In this nation beset by creaky Net connections and outdated circuits, where computers remain a luxury for the vast majority, a free Internet strategy is boosting Internet access.
Since January, Egyptian users in the Cairo region have not been charged for dial-up Internet connections. All they pay is the cost of a phone call less than 25 cents an hour.
That fee is split between state-owned Telecom Egypt and local Internet service providers. The higher the number of users and the longer they spend online, the bigger the profit.
Free Internet evaporated with the dot-com boom in the United States, Europe and Latin America. ISPs couldn’t generate enough advertising revenue to cover costs.
In Egypt, however, the model appears to work. This country of 63 million counts just 900,000 Internet users among some 4.2 million across the Middle East.
Above, signs on a street in Cairo advertise “Free Internet.”
Nanotechnology could help environment
New York For scientists who study it, nanotechnology is considered a clean technology perhaps even the key to solving some current environmental ills.
And the field is advancing rapidly.
The National Science Foundation has been cutting its timetable for the release of nanotech-fueled products from five or 10 years to two or three years, said Mihail Roco, NSF’s senior adviser on nanotechnology.

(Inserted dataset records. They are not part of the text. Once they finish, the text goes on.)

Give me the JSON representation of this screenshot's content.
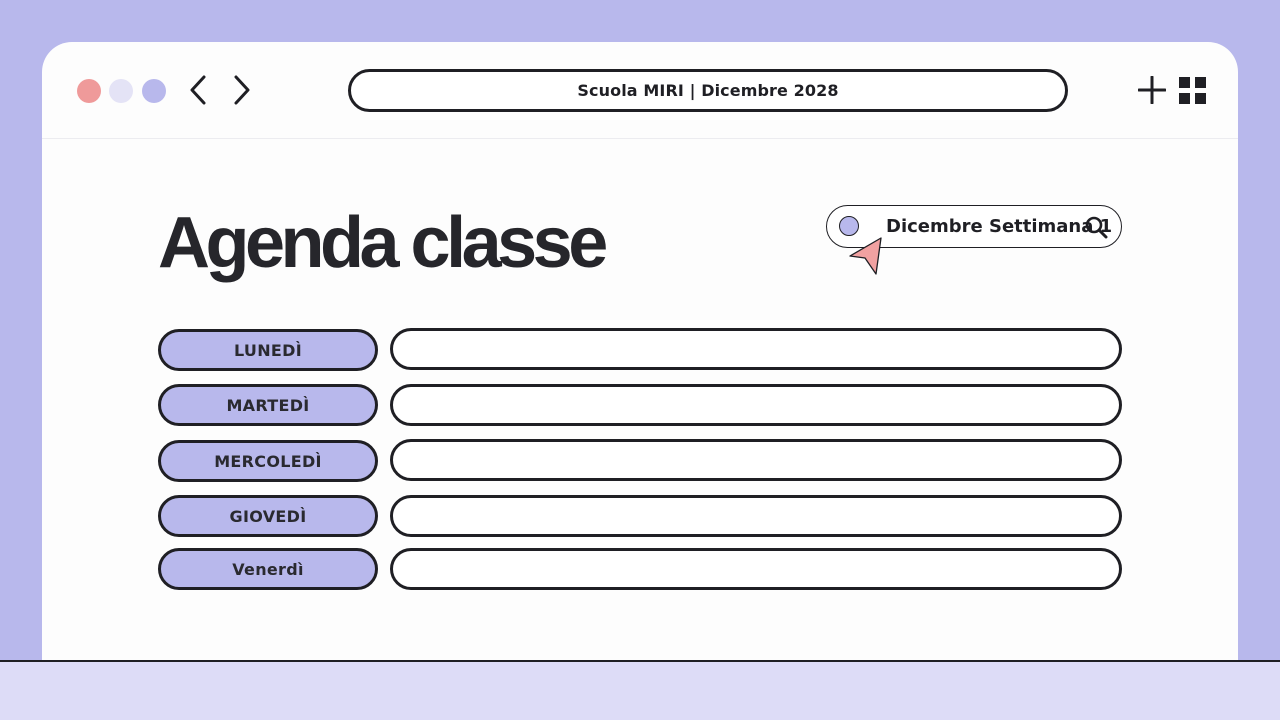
{
  "colors": {
    "background": "#b8b8ec",
    "window": "#fdfdfd",
    "accent_purple": "#b8b8ec",
    "dot_red": "#ef9a9a",
    "dot_light": "#e4e3f6",
    "cursor_pink": "#f1a1a1",
    "outline": "#1f1f24",
    "footer": "#dddcf7"
  },
  "titlebar": {
    "address": "Scuola MIRI | Dicembre 2028",
    "icons": {
      "back": "chevron-left-icon",
      "forward": "chevron-right-icon",
      "add": "plus-icon",
      "apps": "grid-icon"
    }
  },
  "page": {
    "title": "Agenda classe",
    "search": {
      "value": "Dicembre Settimana 1",
      "icon": "search-icon"
    }
  },
  "agenda": {
    "days": [
      {
        "label": "LUNEDÌ",
        "entry": ""
      },
      {
        "label": "MARTEDÌ",
        "entry": ""
      },
      {
        "label": "MERCOLEDÌ",
        "entry": ""
      },
      {
        "label": "GIOVEDÌ",
        "entry": ""
      },
      {
        "label": "Venerdì",
        "entry": ""
      }
    ]
  }
}
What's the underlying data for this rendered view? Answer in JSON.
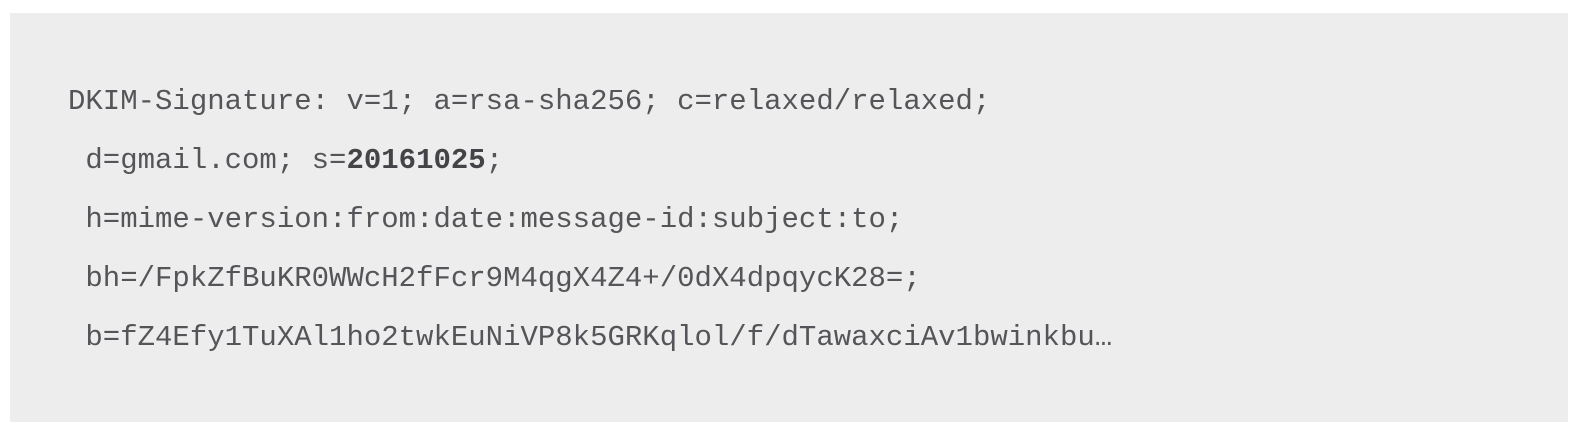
{
  "dkim": {
    "line1": "DKIM-Signature: v=1; a=rsa-sha256; c=relaxed/relaxed;",
    "line2_prefix": " d=gmail.com; s=",
    "line2_selector": "20161025",
    "line2_suffix": ";",
    "line3": " h=mime-version:from:date:message-id:subject:to;",
    "line4": " bh=/FpkZfBuKR0WWcH2fFcr9M4qgX4Z4+/0dX4dpqycK28=;",
    "line5": " b=fZ4Efy1TuXAl1ho2twkEuNiVP8k5GRKqlol/f/dTawaxciAv1bwinkbu…"
  }
}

First products likely to emerge are in medicine, Roco said.
Nanotechnology will so thoroughly impact the way science addresses medicine, food, electronics and the environment, that within a decade or so, Roco envisions a $1 trillion yearly market in products that carry nano-components, including all computer chips, half of pharmaceuticals and half of chemical catalysts.
Free webcast reaches Major League fans
The folks at Major League Baseball must have been feeling lucky to have booked the first live video webcast of a full game four days before the players’ scheduled strike date. But 30,000 people logged on Aug. 26 to watch the New York Yankees shell the Texas Rangers, 10-3 and the strike, of course, was averted with a new contract Aug. 30.
The league put on the free webcast as an experiment in reaching fans who can’t get satellite feeds. The live coverage, in Real Networks’ RealVideo format, was blocked for hometown fans in Dallas and New York (would-be viewers had to submit a credit card number and a billing address).